When you put the car in reverse and have to hit menu that is by design. The federal government or whoever makes up the rules basically said that when the backup camera appears the parking sensors system cover up too much of the screen so VW had to put the sensors in the menu button. In like a 2017 or a 2016 before the rule was passed it would automatically pop up.


----------



## aaronjbeetle (Dec 13, 2019)

Welcome to the family! 

Warranty was a big reason I traded out of my 17 GLI into the 18 Beetle.

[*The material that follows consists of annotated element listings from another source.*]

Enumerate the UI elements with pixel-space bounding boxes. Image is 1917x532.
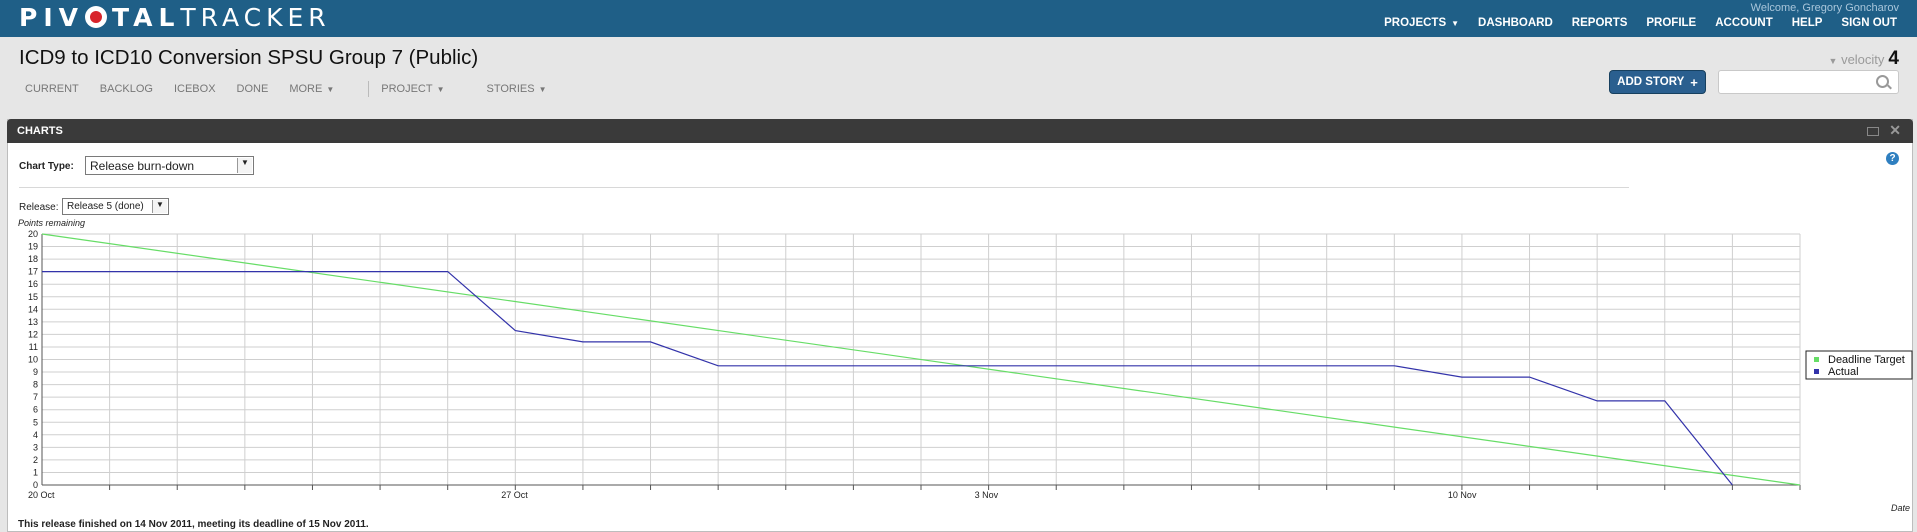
chart-type-label: Chart Type: — [19, 161, 74, 172]
page-title: ICD9 to ICD10 Conversion SPSU Group 7 (P… — [19, 46, 479, 69]
charts-panel — [7, 119, 1913, 532]
tab-icebox[interactable]: ICEBOX — [173, 83, 216, 95]
nav-reports[interactable]: REPORTS — [1571, 17, 1628, 29]
chevron-down-icon: ▼ — [1451, 19, 1460, 28]
chevron-down-icon: ▼ — [152, 200, 167, 213]
chevron-down-icon: ▼ — [538, 85, 547, 94]
chevron-down-icon: ▼ — [237, 158, 252, 173]
plus-icon: + — [1690, 74, 1698, 90]
chevron-down-icon: ▼ — [326, 85, 335, 94]
divider — [368, 81, 370, 97]
velocity-indicator[interactable]: ▼ velocity 4 — [1828, 48, 1899, 69]
help-icon[interactable]: ? — [1886, 152, 1899, 165]
nav-sign-out[interactable]: SIGN OUT — [1841, 17, 1897, 29]
add-story-button[interactable]: ADD STORY + — [1609, 70, 1706, 94]
top-nav: PROJECTS ▼ DASHBOARD REPORTS PROFILE ACCO… — [1365, 17, 1897, 29]
nav-projects[interactable]: PROJECTS ▼ — [1384, 17, 1460, 29]
search-icon[interactable] — [1876, 75, 1889, 88]
release-select[interactable]: Release 5 (done) ▼ — [62, 198, 169, 215]
nav-dashboard[interactable]: DASHBOARD — [1478, 17, 1553, 29]
menu-stories[interactable]: STORIES ▼ — [486, 83, 547, 95]
tab-done[interactable]: DONE — [236, 83, 269, 95]
pivotal-tracker-logo[interactable]: PIV TALTRACKER — [19, 3, 331, 32]
tab-backlog[interactable]: BACKLOG — [99, 83, 153, 95]
velocity-value: 4 — [1888, 48, 1899, 69]
tab-current[interactable]: CURRENT — [25, 83, 79, 95]
search-box[interactable] — [1718, 70, 1899, 94]
release-summary: This release finished on 14 Nov 2011, me… — [18, 519, 369, 530]
minimize-icon[interactable] — [1867, 127, 1879, 136]
menu-project[interactable]: PROJECT ▼ — [381, 83, 445, 95]
panel-title: CHARTS — [17, 125, 63, 137]
welcome-text: Welcome, Gregory Goncharov — [1750, 2, 1899, 14]
panel-header: CHARTS ✕ — [7, 119, 1913, 143]
chevron-down-icon: ▼ — [1828, 56, 1838, 66]
nav-help[interactable]: HELP — [1791, 17, 1823, 29]
logo-circle-icon — [84, 6, 107, 28]
chart-type-select[interactable]: Release burn-down ▼ — [85, 156, 254, 175]
nav-account[interactable]: ACCOUNT — [1715, 17, 1773, 29]
search-input[interactable] — [1723, 74, 1877, 92]
close-icon[interactable]: ✕ — [1889, 122, 1901, 138]
top-bar: PIV TALTRACKER Welcome, Gregory Goncharov… — [0, 0, 1917, 37]
project-tabs: CURRENT BACKLOG ICEBOX DONE MORE ▼ PROJEC… — [25, 81, 589, 97]
divider — [19, 187, 1629, 188]
nav-profile[interactable]: PROFILE — [1646, 17, 1697, 29]
release-label: Release: — [19, 202, 59, 213]
chevron-down-icon: ▼ — [436, 85, 445, 94]
tab-more[interactable]: MORE ▼ — [289, 83, 335, 95]
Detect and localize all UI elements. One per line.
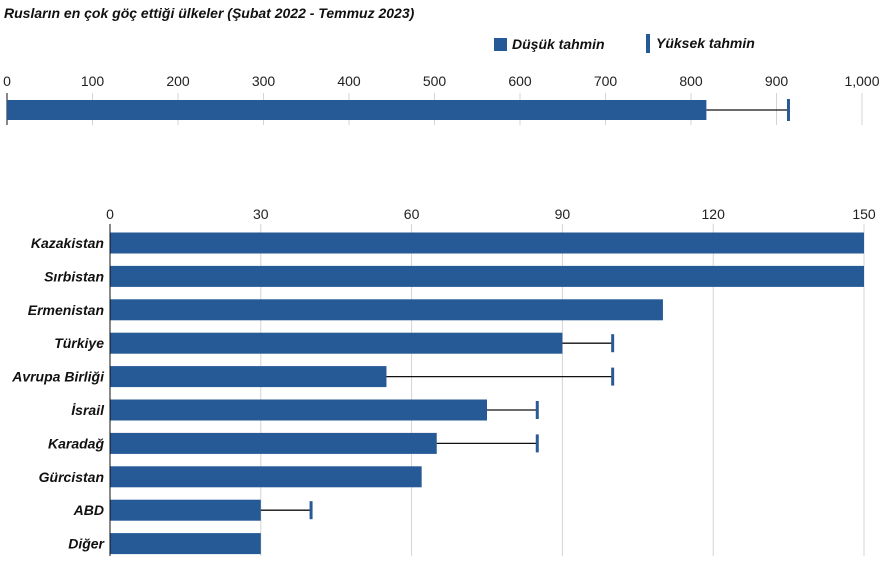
bar-avrupa-birligi (110, 366, 387, 388)
chart-title: Rusların en çok göç ettiği ülkeler (Şuba… (4, 5, 415, 21)
x-tick-label: 700 (594, 73, 618, 89)
x-tick-label: 400 (337, 73, 361, 89)
category-label-ermenistan: Ermenistan (28, 302, 104, 318)
x-tick-label: 300 (252, 73, 276, 89)
x-tick-label: 90 (555, 206, 571, 222)
bar-ermenistan (110, 299, 663, 321)
category-label-turkiye: Türkiye (54, 335, 104, 351)
bar-total-low (7, 100, 707, 120)
legend-low-swatch (494, 38, 507, 51)
category-label-diger: Diğer (68, 536, 105, 552)
legend-low-label: Düşük tahmin (512, 36, 605, 52)
category-label-gurcistan: Gürcistan (39, 469, 104, 485)
legend-high-swatch (646, 34, 650, 53)
category-label-sirbistan: Sırbistan (44, 268, 104, 284)
legend-high-label: Yüksek tahmin (656, 35, 755, 51)
bar-abd (110, 499, 261, 521)
x-tick-label: 600 (508, 73, 532, 89)
x-tick-label: 150 (852, 206, 876, 222)
bar-israil (110, 399, 487, 421)
x-tick-label: 800 (679, 73, 703, 89)
bar-sirbistan (110, 265, 864, 287)
category-label-kazakistan: Kazakistan (31, 235, 104, 251)
bar-diger (110, 533, 261, 555)
bar-karadag (110, 432, 437, 454)
country-chart: 0 30 60 90 120 150 Kazakistan Sırbistan Ermenist… (11, 206, 876, 556)
x-tick-label: 100 (81, 73, 105, 89)
category-label-karadag: Karadağ (48, 435, 104, 451)
category-label-abd: ABD (73, 502, 104, 518)
x-tick-label: 900 (765, 73, 789, 89)
bar-kazakistan (110, 232, 864, 254)
x-tick-label: 500 (423, 73, 447, 89)
x-tick-label: 1,000 (844, 73, 879, 89)
x-tick-label: 0 (3, 73, 11, 89)
x-tick-label: 60 (404, 206, 420, 222)
x-tick-label: 30 (253, 206, 269, 222)
category-label-avrupa-birligi: Avrupa Birliği (11, 369, 105, 385)
x-tick-label: 120 (702, 206, 726, 222)
x-tick-label: 0 (106, 206, 114, 222)
bar-turkiye (110, 332, 563, 354)
total-chart: 0 100 200 300 400 500 600 700 800 900 1,000 (3, 73, 880, 125)
x-tick-label: 200 (166, 73, 190, 89)
bar-gurcistan (110, 466, 422, 488)
category-label-israil: İsrail (71, 402, 105, 418)
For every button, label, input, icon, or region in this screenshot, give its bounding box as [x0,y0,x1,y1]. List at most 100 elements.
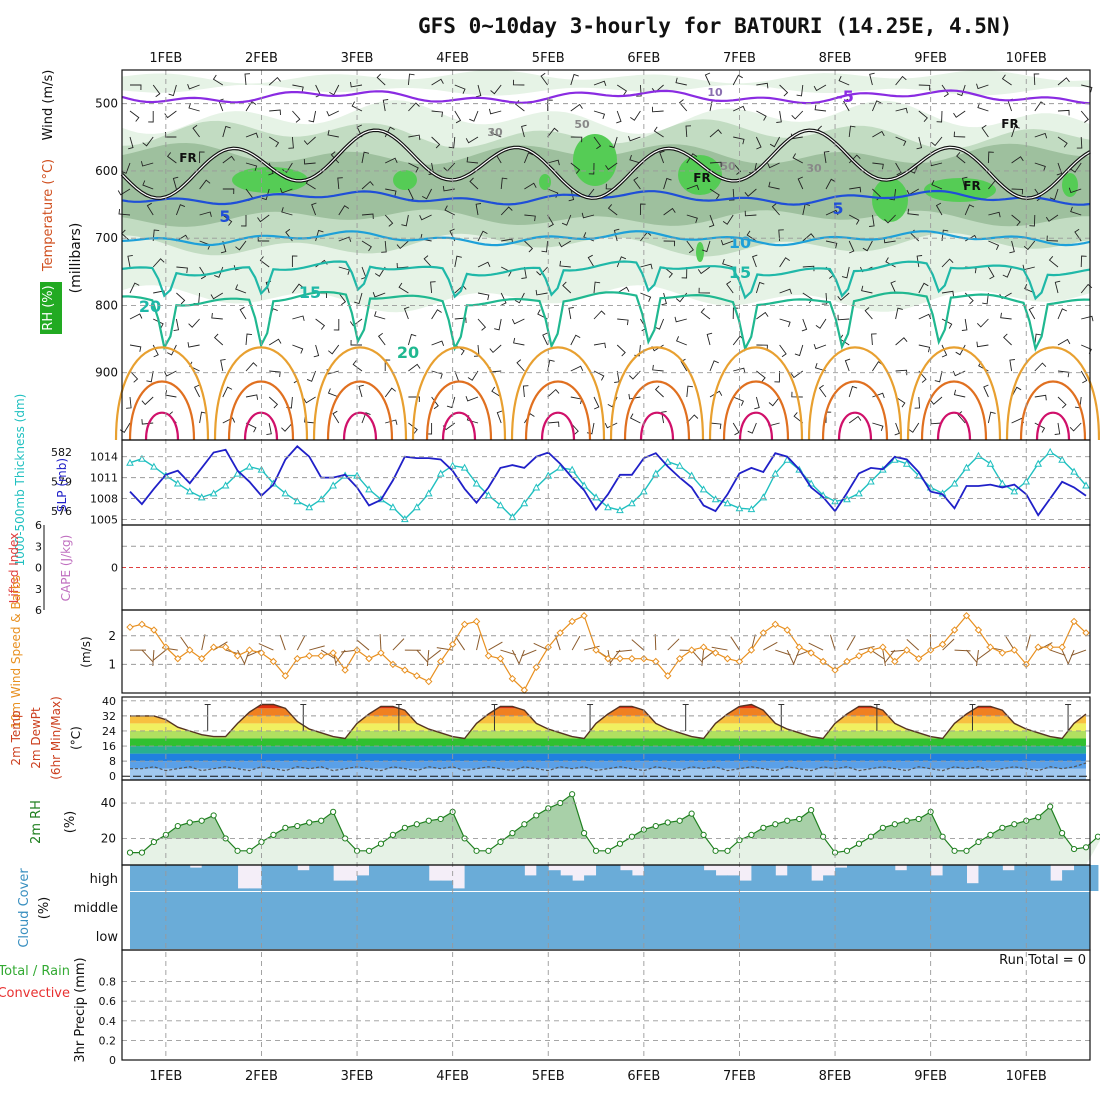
cloud-high-bar [357,875,369,891]
cloud-high-bar [202,865,214,891]
cloud-high-bar [250,888,262,891]
cloud-high-bar [309,865,321,891]
cloud-high-bar [453,888,465,891]
cloud-high-bar [524,875,536,891]
cloud-high-bar [751,865,763,891]
y-tick-precip: 0.2 [99,1034,117,1047]
cloud-high-bar [512,865,524,891]
y-tick-li: 6 [35,604,42,617]
x-tick-label-top: 3FEB [341,51,374,66]
cloud-high-bar [739,881,751,891]
x-tick-label-bottom: 9FEB [914,1069,947,1084]
rh2m-point [844,848,849,853]
contour-label: FR [1001,117,1018,131]
cloud-high-bar [285,865,297,891]
cloud-high-bar [584,875,596,891]
rh2m-point [689,811,694,816]
rh2m-point [1083,845,1088,850]
rh2m-point [725,848,730,853]
rh2m-point [904,818,909,823]
wind10m-unit: (m/s) [79,636,93,667]
x-tick-label-bottom: 2FEB [245,1069,278,1084]
rh2m-point [259,839,264,844]
x-tick-label-bottom: 10FEB [1006,1069,1047,1084]
minmax-label: (6hr Min/Max) [49,696,63,780]
rh2m-point [1071,846,1076,851]
rh2m-point [151,839,156,844]
rh2m-point [235,848,240,853]
rh2m-point [1060,831,1065,836]
cloud-row-label: middle [74,901,118,916]
rh2m-point [665,820,670,825]
panel-bg-precip [122,950,1090,1060]
rh2m-point [582,831,587,836]
rh2m-point [319,818,324,823]
cloud-row-label: high [90,872,118,887]
x-tick-label-bottom: 4FEB [436,1069,469,1084]
cloud-high-bar [345,881,357,891]
contour-label: FR [693,171,710,185]
contour-label: 30 [806,162,822,175]
rh-high-blob [539,174,551,190]
y-tick-slp: 1008 [90,493,118,506]
rh2m-point [749,832,754,837]
temperature-band [122,739,1090,747]
precip-total-label: Total / Rain [0,964,70,979]
cloud-high-bar [835,868,847,891]
cloud-high-bar [1026,865,1038,891]
slp-label: SLP (mb) [55,458,69,512]
cloud-high-bar [978,865,990,891]
y-tick-upper: 600 [95,164,118,178]
x-tick-label-top: 1FEB [149,51,182,66]
rh2m-point [343,836,348,841]
cloud-high-bar [142,865,154,891]
cloud-row-label: low [96,930,119,945]
rh2m-point [498,839,503,844]
contour-label: 20 [139,297,161,316]
temperature-band [122,754,1090,762]
rh2m-point [856,841,861,846]
cloud-high-bar [716,875,728,891]
y-tick-upper: 800 [95,298,118,312]
contour-label: 10 [729,233,751,252]
cloud-high-bar [967,883,979,891]
y-tick-wind: 2 [108,629,116,643]
rh2m-point [486,848,491,853]
contour-label: 15 [729,263,751,282]
rh2m-point [1012,822,1017,827]
rh2m-point [1036,815,1041,820]
cape-label: CAPE (J/kg) [59,535,73,602]
x-tick-label-top: 5FEB [532,51,565,66]
y-tick-upper: 500 [95,97,118,111]
cloud-high-bar [214,865,226,891]
dew-label: 2m DewPt [29,707,43,769]
y-tick-temp: 8 [109,755,116,768]
rh2m-point [211,813,216,818]
cloud-high-bar [895,870,907,891]
x-tick-label-bottom: 6FEB [627,1069,660,1084]
cloud-high-bar [608,865,620,891]
x-tick-label-top: 8FEB [819,51,852,66]
rh2m-point [378,841,383,846]
cloud-high-bar [632,875,644,891]
cloud-high-bar [226,865,238,891]
rh2m-point [892,822,897,827]
rh2m-point [175,823,180,828]
rh2m-point [761,825,766,830]
precip-label: 3hr Precip (mm) [73,957,88,1062]
upper-label-wind: Wind (m/s) [41,70,56,141]
cloud-high-bar [847,865,859,891]
temp-label: 2m Temp [9,710,23,765]
cloud-panel [130,865,1098,949]
cloud-high-bar [572,881,584,891]
cloud-high-bar [333,881,345,891]
x-tick-label-top: 9FEB [914,51,947,66]
rh2m-label: 2m RH [29,800,44,844]
cloud-high-bar [166,865,178,891]
precip-conv-label: Convective [0,986,70,1001]
cloud-high-bar [907,865,919,891]
rh2m-point [414,822,419,827]
rh2m-point [295,823,300,828]
cloud-high-bar [500,865,512,891]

The Apple CarPlay did the same annoying stuff in the GLI and now the Beetle, so I guess I'm used to it until it's pointed out.


----------



## NewBeatle (Dec 5, 2019)

Is the "*Dune*" version delivered with a raised suspension? I read it is 0.4" higher -- is that true?
Have you driven both?
Do you have any "sensation" of the higher ride?

​


----------



## Ripdubski (Aug 12, 2004)

15A3 said:


> [*]MMI is wonky when connecting to iPhone and Apple Carplay. My Audi would auto connect, the Beetle trys to connect, and then shows Carplay as being available, I select it and it fails. Several tries and then OK


This happens on my 17 too. Sometime stopping the car (off) and restoring resolves it. On those occasions it doesn't, restarting the phone does.


----------